I was feeling pretty confident on the course, but the competition was stiff. And then they added in a crazy cyclocross style start. You had to run 100 feet or so up a hill with your bike, and then jump on the bike after crossing a second line. Um… that doesn’t sound too hard, but I’d never actually jumped on my bike while running before. And my bad knees (5 surgeries) don’t even like running in the first place, let alone running and trying to jump on a moving bike… I tried a few practice attempts in the start area, but my start was still nothing short of comical. I think I might as well have just stopped and gotten on my bike instead of tripping and stutter stepping as I was getting on my bike and then missing the pedals before finally getting going. Oh well… I pedaled as hard as I could down the fire road and across the first flat. I came into the first two loose corners a little hot and slid around one and lost too much speed, but stayed on the bike.
Down through the rocks and across the fun flowy part under Barney Rubble, and I remembered to raise my seatpost (that Joplin sure comes in handy) and started to shift into an easier gear well before the climb. The part right before it was too rough to do anything but hang on… I tried to stay off the brakes and keep as much momentum as possible up the climb, but the loose gravel and steep grade had me at a slow chug before I knew it. And my bike, so nice on the rough descent gets a lot of bob when I get into that type of pedaling. UGH. But I crested the top of the climb, and pedaled it out heading down the fire road again. Dropped my seatpost and changed into a big gear and charged into the Devo singletrack. Yay.

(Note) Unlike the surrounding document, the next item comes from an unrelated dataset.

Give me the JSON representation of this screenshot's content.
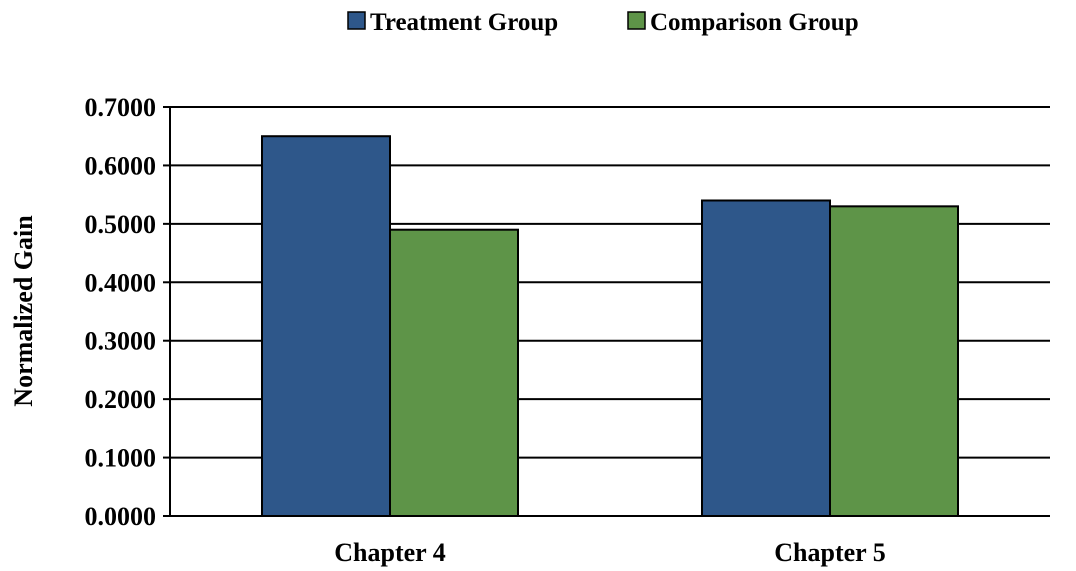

I bobbled a bit on a rock but pumped through the rolling terrain and kept on going. Once I was in the turns I somehow got off track on a very loose gravel section and was just going too fast to adjust and ran right off the trail into the bushes. Noooo…. The bushes slowed me to a stop. I was only about 2 feet off trail, but lost all my momentum. Got back on and hit the bottom berms as fast as I could. Just barely managed to stay upright on the last flat fire road corner and bombed down to the flat pedal at the end and pushed it as hard as I could to the finish.
I had started 2nd and had no idea how my time would hold up. I ended up in 3rd place, behind Joanna Petterson and Amy Laird (who finished 1st and 4th in the DH, respectively, and are such incredible riders it’s an honor to be on the podium with them at all) and was really happy with that result. I also headed to my local bike shop and picked up an air shock for my trail bike to try and help out with the bobbing issues when I’m climbing. And apparently I really need to work on the cyclocross style starts too. You never know what they’re going to throw in there for Super D starting line antics!